Tonight, I killed 11 people.

I've gone from being horrified to kill somebody, to killing 11 within a few hours.

But the part that makes me feel this most confused, 

Is that I don't feel bad. 

No - I wouldn't just say that I don't feel bad. 

I liked it. 

Killing people that wanted to hurt somebody I care about just felt good. It gave me a rush, to watch Michael bleed out. The thoughts that I'm having right now would've terrified me months ago. 

But now? I'm no longer the sweet and innocent Azalea that does whatever she's told blindly.

I'm the Azalea that will watch ten men burn, to protect my one. 

But I had a reason to do it. I didn't kill them all for no reason. I did it for Reese. I haven't crossed the line, into killing without reason. I'm not killing people unless there's no other option. 

Yet.

"Okay - explain this to me, Azalea," Reese says after rushing us into his apartment. His hair is still messy from the snowstorm. "What happened?"

"I killed Michael. And after I did, I called those men and told them you were at my house," I told him. "I went through Michael's stuff after. Found a bunch of explosives, and put them inside of the house. And once you were outside.....I set them off."

The words tasted foreign coming out of my mouth.

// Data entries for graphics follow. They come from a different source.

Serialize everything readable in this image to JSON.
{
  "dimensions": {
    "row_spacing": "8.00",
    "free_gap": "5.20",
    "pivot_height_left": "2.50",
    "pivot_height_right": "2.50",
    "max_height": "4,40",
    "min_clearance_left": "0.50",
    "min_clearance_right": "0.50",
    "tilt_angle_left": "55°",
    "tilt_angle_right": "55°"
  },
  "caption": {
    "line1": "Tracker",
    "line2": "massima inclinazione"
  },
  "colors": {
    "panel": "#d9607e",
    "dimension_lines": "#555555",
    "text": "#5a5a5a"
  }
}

I had never uttered a sentence even close to sounding like that before. 

I watched his brown eyes as they danced around my face.

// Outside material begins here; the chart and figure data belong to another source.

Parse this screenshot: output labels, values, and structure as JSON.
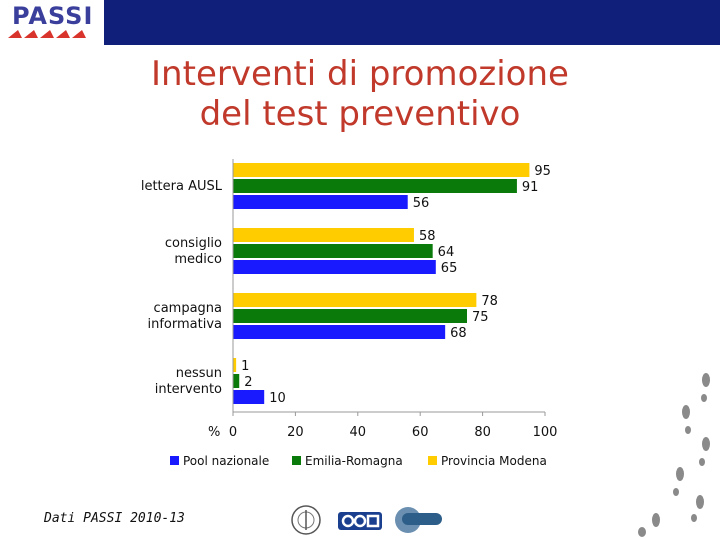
{
  "header": {
    "logo_text": "PASSI",
    "band_color": "#10207a"
  },
  "slide": {
    "title_line1": "Interventi di promozione",
    "title_line2": "del test preventivo",
    "title_color": "#c0392b"
  },
  "footer": {
    "note": "Dati PASSI 2010-13",
    "logos": [
      "seal-logo",
      "ccm-logo",
      "cnesps-logo"
    ]
  },
  "chart_data": {
    "type": "bar",
    "orientation": "horizontal",
    "categories": [
      [
        "lettera AUSL"
      ],
      [
        "consiglio",
        "medico"
      ],
      [
        "campagna",
        "informativa"
      ],
      [
        "nessun",
        "intervento"
      ]
    ],
    "series": [
      {
        "name": "Provincia Modena",
        "color": "#ffcc00",
        "values": [
          95,
          58,
          78,
          1
        ]
      },
      {
        "name": "Emilia-Romagna",
        "color": "#0a7a0a",
        "values": [
          91,
          64,
          75,
          2
        ]
      },
      {
        "name": "Pool nazionale",
        "color": "#1a1aff",
        "values": [
          56,
          65,
          68,
          10
        ]
      }
    ],
    "legend_order": [
      "Pool nazionale",
      "Emilia-Romagna",
      "Provincia Modena"
    ],
    "xlabel": "%",
    "xlim": [
      0,
      100
    ],
    "xticks": [
      0,
      20,
      40,
      60,
      80,
      100
    ],
    "grid": false,
    "legend_position": "bottom"
  }
}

"You killed all those people?" he asked quietly, his voice laced with a hint of shock. 

I nodded. And he kept looking down at me. 

"Do you think I'm evil now?" I whispered, wondering if maybe what I had done was unforgivable. If I was wrong. 

His strong hands hold my face.

"No," he answers. "I think you're basking in the dark parts of yourself, that only make you more beautiful."

Beautiful. I finally allow myself to smile.

He leans down, tilting my neck to the side as he placed his lips against it. I shut my eyes and sighed out of pleasure from the feeling. 

"To watch you go from a girl terrified to talk back to her dad, to one willing to kill eleven of his men, is fucking incredible," Reese's minty breath hit my skin as he spoke in between kisses. 

I can feel the corruption inside of me. With every passing moment I spend with Reese, with his hands gripping my hips and running up along my back, with his lips kissing my neck until I grabbed his hair and forced him to kiss my lips, I feel it. 

I feel myself corrupting. I feel myself becoming the same kind of person I used to fear.

And I love it.

His lips move roughly against mine. The force he kissed me with nearly knocked me over, but his strong arms held me up.

Tasting his lips felt like every sense of my moral code was erased. I kissed him, knowing that he has ruined innocent lives. I kissed him knowing that he was a bad guy. That he was a villain.

And I wanted him so badly.

Smut Warning 

In what felt like seconds, both of our clothes ripped off and were scattered against his living room floor.